Caddy can be configured entirely via REST API:

# Get current config
curl localhost:2019/config/

# Add a new site
curl -X POST localhost:2019/config/apps/http/servers/myserver 
  -H "Content-Type: application/json" 
  -d '{"listen": [":443"], "routes": [{"handle": [{"handler": "reverse_proxy", "upstreams": [{"dial": "localhost:3000"}]}]}]}'

On-Demand TLS

Automatically get certificates for any domain that connects:

{
    on_demand_tls {
        ask http://localhost:5555/check  # Verify domain is allowed
    }
}

https:// {
    tls {
        on_demand
    }
    reverse_proxy localhost:8080
}

Caddy vs Alternatives

Feature	Caddy	Nginx	Traefik	Apache
Auto HTTPS	Default	Certbot	Let's Encrypt	Certbot
Config	Caddyfile	nginx.conf	Labels/YAML	.htaccess
HTTP/3	Yes	Experimental	Yes	No
Hot reload	Yes	Signal	Yes	Graceful
Single binary	Yes	Package	Yes	Package
Memory	~20MB	~5MB	~50MB	~30MB
Plugins	Go modules	C modules	Go plugins	C modules

FAQ

Q: Is there a big performance gap between Caddy and Nginx? A: For most use cases, the difference is negligible. Nginx has a slight edge under very high concurrency (100K+ connections). Caddy's Go implementation performs well at moderate load, and the operational savings from automatic HTTPS and simpler configuration usually outweigh any performance delta.

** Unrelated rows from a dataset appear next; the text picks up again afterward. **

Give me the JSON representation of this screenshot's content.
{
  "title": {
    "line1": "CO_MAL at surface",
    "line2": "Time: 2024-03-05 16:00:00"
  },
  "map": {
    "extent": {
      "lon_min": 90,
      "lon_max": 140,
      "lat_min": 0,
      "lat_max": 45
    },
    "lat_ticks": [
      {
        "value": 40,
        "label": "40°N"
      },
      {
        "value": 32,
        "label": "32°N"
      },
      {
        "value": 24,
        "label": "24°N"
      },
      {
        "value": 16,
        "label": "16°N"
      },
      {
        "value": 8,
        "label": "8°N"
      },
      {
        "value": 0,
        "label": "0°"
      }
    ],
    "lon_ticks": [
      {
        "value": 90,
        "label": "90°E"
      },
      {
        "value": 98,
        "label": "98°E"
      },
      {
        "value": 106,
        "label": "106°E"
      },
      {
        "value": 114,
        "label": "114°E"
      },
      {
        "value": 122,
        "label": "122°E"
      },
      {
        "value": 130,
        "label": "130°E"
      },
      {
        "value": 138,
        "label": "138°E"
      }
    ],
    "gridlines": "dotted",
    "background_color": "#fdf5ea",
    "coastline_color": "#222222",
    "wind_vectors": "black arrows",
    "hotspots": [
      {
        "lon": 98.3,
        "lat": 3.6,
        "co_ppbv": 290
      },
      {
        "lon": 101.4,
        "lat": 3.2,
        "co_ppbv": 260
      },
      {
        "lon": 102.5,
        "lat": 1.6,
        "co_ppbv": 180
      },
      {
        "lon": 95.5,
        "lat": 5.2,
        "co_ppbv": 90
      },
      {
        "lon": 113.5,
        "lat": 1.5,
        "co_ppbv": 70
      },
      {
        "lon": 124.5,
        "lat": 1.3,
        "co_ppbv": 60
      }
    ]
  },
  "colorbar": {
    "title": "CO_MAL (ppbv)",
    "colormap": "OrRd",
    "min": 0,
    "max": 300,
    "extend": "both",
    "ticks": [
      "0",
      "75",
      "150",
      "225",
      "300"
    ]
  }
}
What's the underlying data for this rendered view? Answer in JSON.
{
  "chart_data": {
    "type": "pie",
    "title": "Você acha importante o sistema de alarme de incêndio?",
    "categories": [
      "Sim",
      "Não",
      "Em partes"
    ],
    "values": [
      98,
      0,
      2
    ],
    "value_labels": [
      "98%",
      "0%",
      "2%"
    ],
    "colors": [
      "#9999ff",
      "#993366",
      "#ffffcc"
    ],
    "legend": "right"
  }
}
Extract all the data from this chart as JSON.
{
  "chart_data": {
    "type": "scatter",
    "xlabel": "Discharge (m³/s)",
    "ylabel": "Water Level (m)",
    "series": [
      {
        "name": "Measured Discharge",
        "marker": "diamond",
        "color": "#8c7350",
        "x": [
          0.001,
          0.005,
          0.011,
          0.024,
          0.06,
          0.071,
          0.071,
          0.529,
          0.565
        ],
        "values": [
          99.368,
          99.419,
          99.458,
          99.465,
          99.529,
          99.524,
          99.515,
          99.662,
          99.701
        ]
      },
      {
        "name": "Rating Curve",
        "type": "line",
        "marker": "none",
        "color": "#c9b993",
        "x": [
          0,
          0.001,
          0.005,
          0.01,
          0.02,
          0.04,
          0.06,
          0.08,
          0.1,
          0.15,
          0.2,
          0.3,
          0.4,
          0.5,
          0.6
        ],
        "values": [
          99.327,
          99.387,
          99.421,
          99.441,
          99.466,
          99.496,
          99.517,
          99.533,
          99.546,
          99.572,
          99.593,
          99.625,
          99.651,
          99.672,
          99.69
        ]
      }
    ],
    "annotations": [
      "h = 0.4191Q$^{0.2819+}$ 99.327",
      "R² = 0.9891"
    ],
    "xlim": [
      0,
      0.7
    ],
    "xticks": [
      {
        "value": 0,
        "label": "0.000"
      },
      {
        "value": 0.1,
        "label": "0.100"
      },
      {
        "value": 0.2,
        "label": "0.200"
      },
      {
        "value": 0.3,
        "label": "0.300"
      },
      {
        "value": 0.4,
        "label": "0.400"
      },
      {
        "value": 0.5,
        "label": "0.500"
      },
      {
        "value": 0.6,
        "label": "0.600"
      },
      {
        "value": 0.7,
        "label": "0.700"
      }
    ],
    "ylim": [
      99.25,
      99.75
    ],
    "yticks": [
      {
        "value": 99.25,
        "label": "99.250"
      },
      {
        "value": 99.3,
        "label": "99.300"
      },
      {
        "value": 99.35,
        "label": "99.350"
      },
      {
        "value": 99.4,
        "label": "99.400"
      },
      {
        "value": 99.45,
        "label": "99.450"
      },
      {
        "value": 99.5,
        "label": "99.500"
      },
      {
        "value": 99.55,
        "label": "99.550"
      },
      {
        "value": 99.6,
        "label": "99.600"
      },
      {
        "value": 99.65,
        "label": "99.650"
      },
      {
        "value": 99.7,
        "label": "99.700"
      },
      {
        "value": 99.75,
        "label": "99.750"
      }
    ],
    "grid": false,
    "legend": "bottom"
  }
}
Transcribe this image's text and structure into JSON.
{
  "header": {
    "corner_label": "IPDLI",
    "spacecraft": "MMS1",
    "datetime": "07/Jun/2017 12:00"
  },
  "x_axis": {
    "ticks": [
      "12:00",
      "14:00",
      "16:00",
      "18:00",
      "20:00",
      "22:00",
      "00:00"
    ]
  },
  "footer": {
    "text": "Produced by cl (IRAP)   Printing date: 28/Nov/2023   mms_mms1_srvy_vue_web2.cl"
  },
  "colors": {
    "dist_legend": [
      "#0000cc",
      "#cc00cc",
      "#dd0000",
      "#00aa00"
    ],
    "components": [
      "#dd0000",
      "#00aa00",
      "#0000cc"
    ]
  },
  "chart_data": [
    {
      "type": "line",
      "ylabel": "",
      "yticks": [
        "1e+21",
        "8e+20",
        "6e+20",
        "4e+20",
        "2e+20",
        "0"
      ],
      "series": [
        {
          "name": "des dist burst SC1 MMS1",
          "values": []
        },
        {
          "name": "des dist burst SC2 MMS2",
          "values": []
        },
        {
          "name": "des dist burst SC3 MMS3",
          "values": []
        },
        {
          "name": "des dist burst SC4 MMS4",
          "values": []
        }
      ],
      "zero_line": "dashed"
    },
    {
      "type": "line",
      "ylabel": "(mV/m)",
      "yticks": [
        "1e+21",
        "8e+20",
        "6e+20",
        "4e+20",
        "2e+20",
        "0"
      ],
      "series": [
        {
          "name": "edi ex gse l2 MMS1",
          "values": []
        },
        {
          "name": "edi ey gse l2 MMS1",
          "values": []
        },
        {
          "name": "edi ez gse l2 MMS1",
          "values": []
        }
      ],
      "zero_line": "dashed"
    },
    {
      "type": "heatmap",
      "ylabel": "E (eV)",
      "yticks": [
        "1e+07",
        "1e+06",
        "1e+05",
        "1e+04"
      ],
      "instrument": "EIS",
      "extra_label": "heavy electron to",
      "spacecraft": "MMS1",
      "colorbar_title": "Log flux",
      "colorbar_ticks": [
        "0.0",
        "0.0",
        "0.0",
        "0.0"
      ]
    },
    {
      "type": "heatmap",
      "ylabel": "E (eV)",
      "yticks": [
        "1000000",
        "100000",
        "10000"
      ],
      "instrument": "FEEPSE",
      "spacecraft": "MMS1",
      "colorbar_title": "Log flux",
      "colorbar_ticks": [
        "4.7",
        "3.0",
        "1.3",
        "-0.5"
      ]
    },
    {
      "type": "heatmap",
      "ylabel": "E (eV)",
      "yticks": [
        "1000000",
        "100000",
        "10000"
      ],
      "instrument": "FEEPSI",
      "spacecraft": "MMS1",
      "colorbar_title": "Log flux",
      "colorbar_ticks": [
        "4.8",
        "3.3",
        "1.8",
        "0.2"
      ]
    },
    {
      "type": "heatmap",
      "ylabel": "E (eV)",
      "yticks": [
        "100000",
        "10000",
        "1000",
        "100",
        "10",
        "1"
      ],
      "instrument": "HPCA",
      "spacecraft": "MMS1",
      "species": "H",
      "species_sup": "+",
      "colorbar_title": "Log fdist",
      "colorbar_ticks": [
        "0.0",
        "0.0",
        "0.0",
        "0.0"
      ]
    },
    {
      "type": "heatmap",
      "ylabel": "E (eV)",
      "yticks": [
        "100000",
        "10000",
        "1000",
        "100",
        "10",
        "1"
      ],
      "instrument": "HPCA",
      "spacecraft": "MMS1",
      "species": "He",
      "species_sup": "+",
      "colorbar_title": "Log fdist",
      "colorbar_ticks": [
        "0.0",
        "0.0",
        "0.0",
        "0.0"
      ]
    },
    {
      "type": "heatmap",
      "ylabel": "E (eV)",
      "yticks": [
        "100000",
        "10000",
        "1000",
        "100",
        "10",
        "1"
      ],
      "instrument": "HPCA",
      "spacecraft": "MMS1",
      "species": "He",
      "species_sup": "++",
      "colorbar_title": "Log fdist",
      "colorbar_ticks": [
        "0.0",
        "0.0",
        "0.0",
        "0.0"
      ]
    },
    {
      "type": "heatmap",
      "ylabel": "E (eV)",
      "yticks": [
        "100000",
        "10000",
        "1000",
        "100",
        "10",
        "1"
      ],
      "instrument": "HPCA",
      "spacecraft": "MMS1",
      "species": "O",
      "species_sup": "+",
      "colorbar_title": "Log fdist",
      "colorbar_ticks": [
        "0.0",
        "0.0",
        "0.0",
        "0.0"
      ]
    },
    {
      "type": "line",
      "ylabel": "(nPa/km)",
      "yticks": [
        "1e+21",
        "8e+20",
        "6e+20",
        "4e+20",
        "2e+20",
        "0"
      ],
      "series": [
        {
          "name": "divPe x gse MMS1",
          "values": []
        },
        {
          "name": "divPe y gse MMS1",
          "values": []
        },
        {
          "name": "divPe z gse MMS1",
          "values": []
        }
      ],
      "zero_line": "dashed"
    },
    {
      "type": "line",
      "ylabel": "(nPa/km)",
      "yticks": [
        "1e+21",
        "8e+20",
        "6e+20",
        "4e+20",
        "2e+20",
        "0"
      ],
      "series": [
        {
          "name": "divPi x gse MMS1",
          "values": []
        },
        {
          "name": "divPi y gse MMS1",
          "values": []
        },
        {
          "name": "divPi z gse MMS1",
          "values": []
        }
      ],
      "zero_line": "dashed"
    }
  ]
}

Q: Is it production-ready? A: Absolutely. Caddy is used in production by many companies and projects. Its secure defaults (HTTPS, security headers, modern TLS) make production deployment safer than hand-configuring Nginx + Certbot.

Q: How do I handle HTTPS for multiple domains? A: List each domain in your Caddyfile — Caddy automatically obtains a separate certificate per domain. Wildcard certificates are also supported (requires DNS challenge).